I watch her looking at her tiles, rearranging them. A little hesitantly, she reaches out, plays the word ‘brother’. A seven-letter word, on her first go. I’ll never recover from it. But it doesn’t matter, because there’s a smile playing at the corners of her lips, and it’s the first one I’ve seen today.
‘What are your plans?’ I ask her, laying out my own letters. I use the ‘r’ of ‘brother’ to make ‘reads’. ‘Longer-term, I mean, after your A levels.’
‘University,’ she says.
What might my life have been like, if going to university had been as normal when I was her age as it is now? What would I have studied, and what would I have done with the qualification? At school, I was always good at history. Could remember dates and facts, and enjoyed seeing how different parts of the past slotted together, what impacted what, like a line of dominos. I try to imagine myself in a classroom, or a library or museum, or leading tourists around a place of interest. I might have been good at one or other of those things, but I’ll never know. Erin has everything open to her, doors flung wide. I’m a little envious, but I try to push that to one side.
‘Art is the only thing I’ve ever been good at.’
‘Seems to me that you’re pretty good at Scrabble,’ I say, as she lays down the word ‘ankle’ with the ‘k’ on a triple letter tile.
She giggles. ‘I want to work at a gallery, curating. I mean, eventually.’
‘Not making your own art?’
‘It just seems like too big a dream. It’s so hard to make it.’
I sit back, take a sip of my hot chocolate, watching her all the while. She’s looking at her letters, concentrating, a little hunched. I wish she could see what I can see. A young woman who could take on anything, and win. Who could do whatever she chooses. She’s right at the start, and nothing is closed off.
‘I’d advise against limiting your dreams at this early stage,’ I say. ‘There’ll be plenty of time for that later on. Now, you should be aiming for the biggest thing you can think of.’
She looks up at me and for a minute neither of us says anything.
‘Love,’ she says, a hairline crack in her voice. ‘That’s the biggest dream.
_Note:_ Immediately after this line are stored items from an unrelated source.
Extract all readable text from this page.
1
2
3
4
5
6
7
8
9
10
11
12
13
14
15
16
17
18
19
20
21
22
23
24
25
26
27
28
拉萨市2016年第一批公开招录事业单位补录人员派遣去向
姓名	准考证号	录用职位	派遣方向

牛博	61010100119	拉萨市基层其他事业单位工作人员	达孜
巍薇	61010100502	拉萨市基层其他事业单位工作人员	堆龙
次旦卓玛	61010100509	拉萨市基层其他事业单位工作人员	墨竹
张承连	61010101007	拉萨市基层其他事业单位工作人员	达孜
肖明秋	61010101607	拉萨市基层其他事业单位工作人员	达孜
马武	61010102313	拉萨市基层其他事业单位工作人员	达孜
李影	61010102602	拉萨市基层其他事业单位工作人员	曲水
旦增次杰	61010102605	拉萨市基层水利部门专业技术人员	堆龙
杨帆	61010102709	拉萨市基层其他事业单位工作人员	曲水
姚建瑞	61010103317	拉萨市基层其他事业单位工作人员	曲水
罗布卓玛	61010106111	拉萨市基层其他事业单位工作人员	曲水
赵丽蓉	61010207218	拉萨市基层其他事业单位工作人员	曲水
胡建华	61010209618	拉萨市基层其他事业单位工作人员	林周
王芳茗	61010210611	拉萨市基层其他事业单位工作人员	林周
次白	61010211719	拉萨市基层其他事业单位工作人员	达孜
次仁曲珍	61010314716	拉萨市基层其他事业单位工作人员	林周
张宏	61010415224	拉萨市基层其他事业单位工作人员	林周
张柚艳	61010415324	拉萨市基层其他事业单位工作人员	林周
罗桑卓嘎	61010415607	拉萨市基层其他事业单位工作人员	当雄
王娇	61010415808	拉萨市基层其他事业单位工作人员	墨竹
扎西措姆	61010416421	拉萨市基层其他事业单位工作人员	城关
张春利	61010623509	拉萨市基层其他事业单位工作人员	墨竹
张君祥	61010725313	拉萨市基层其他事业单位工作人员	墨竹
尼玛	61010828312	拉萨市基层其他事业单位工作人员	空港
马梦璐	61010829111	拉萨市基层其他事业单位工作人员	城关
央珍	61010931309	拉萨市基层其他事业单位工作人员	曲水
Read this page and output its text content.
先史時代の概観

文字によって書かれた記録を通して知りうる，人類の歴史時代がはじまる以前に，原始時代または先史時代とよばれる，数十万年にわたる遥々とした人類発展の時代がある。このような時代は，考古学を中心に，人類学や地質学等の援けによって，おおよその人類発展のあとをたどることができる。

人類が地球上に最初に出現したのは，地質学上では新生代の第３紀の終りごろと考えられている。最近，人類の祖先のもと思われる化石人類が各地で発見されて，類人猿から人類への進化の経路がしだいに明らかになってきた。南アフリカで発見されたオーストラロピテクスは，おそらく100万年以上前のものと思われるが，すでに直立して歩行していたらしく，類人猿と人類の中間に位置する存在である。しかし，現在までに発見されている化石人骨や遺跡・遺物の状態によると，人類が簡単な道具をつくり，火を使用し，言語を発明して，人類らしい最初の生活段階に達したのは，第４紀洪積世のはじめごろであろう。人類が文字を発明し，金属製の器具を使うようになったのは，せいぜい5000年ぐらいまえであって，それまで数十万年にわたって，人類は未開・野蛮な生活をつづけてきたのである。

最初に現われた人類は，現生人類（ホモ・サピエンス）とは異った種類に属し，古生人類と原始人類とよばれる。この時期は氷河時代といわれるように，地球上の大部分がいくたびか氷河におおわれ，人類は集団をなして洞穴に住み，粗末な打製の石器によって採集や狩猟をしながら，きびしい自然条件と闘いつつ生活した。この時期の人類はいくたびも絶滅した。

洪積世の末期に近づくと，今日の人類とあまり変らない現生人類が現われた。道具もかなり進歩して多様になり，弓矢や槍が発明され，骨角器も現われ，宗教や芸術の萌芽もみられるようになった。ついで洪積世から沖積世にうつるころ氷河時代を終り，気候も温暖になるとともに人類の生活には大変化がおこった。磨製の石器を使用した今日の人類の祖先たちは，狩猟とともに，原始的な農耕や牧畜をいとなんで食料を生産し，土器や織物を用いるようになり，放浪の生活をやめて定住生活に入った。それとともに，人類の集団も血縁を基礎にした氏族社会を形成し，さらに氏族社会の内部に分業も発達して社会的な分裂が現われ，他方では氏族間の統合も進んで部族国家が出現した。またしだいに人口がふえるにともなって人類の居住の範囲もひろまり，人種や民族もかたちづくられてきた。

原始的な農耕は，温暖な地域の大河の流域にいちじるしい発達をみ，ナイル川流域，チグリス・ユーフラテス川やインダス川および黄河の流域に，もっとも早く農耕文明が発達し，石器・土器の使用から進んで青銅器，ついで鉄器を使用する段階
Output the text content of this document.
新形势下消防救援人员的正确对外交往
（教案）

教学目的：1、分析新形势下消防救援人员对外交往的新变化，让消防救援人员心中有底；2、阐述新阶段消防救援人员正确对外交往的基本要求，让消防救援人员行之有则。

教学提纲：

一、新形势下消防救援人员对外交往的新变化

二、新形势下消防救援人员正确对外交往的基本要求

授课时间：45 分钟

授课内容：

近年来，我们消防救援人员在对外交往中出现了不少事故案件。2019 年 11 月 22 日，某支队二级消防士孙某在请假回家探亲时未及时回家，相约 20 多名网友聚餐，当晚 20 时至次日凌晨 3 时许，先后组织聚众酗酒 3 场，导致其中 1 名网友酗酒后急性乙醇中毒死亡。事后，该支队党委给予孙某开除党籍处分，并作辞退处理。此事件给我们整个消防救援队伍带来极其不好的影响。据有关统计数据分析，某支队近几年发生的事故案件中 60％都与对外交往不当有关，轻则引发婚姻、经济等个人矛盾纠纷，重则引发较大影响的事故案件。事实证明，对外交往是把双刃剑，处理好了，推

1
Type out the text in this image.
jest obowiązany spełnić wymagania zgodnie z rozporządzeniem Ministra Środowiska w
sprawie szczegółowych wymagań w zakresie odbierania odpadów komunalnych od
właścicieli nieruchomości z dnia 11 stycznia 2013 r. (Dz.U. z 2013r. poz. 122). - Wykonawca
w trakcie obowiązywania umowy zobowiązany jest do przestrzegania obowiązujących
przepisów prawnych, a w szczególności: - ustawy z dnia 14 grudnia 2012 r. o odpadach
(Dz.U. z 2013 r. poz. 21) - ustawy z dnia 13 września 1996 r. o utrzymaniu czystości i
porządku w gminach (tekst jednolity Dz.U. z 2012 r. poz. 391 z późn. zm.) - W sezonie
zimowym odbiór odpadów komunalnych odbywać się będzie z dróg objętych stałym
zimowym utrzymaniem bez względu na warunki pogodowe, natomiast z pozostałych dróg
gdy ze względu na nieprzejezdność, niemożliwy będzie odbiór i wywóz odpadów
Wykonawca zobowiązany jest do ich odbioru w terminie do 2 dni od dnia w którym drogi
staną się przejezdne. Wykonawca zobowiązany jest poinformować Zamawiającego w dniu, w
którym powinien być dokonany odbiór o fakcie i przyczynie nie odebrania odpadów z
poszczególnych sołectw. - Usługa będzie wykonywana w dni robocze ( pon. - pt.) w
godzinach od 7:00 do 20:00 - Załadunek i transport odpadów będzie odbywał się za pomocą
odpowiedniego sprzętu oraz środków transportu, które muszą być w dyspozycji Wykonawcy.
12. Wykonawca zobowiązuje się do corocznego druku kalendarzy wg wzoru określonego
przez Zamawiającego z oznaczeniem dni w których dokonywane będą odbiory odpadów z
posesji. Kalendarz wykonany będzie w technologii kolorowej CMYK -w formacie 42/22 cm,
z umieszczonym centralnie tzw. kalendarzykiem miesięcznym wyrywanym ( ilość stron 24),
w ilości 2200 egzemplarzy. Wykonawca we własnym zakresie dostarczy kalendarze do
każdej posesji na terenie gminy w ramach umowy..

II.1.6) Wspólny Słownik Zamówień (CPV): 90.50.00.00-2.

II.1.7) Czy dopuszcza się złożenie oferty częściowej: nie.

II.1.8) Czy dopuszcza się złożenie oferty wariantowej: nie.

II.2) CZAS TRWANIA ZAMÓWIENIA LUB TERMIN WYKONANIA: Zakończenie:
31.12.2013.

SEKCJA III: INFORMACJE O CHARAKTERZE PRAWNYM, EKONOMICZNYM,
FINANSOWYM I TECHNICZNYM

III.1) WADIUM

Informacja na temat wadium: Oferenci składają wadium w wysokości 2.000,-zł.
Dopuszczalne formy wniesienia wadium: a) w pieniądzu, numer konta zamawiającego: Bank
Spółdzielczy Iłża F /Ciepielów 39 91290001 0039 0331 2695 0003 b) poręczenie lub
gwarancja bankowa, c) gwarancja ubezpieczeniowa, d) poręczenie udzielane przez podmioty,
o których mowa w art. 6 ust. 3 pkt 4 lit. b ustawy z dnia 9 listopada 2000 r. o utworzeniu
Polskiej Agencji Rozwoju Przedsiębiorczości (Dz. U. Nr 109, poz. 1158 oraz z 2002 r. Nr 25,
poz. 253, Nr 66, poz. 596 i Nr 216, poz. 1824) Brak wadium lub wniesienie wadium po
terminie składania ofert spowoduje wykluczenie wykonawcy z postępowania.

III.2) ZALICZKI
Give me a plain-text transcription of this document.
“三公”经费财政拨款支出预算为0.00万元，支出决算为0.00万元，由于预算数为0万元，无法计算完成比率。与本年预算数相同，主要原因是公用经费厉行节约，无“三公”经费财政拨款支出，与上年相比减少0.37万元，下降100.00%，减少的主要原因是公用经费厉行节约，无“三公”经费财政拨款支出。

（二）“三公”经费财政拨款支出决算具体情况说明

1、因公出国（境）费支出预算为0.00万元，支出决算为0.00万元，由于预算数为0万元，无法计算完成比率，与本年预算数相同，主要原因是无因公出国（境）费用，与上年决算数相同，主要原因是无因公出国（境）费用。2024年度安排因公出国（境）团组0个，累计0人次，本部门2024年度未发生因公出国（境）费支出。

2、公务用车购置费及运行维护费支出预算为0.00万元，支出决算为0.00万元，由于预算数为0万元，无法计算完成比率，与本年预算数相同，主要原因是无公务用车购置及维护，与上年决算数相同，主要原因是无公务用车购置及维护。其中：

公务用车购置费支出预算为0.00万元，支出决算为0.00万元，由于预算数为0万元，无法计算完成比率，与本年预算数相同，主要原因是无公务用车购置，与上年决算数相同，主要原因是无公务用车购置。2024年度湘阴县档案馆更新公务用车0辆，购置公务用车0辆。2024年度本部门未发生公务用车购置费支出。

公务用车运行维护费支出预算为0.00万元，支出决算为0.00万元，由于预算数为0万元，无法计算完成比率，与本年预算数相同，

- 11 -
Then art.’
I nod, because I understand. I do. All those career paths I didn’t and couldn’t have taken, none of them would have led me anywhere as wonderful as love.
‘Go for both,’ I say. ‘Always both. Then later, if you have to, you can start making compromises or choosing between them. But right now, reach for everything.’
She’s really looking at me, and I don’t know but I hope it’s a conversation that will stay with her, that she’ll think of long after I’ve gone, when she’s built herself a life and it’s more or less what she wanted. I hope she won’t settle for less than she deserves.
28
We’ve finished Scrabble, with Erin having beaten me by over one hundred points, and I’m starting to feel a little hungry when I see Kirsty walking down the street with Olly. I knock on the window and wave, and she waves back. A few seconds later, there’s a knock on the door.
‘I’ll get it,’ Erin offers.
I hear them making their introductions in the hallway.
‘I had to get out of the house,’ Kirsty says, coming into the front room. ‘Hello Mabel, happy Christmas, I hope you got my gift?’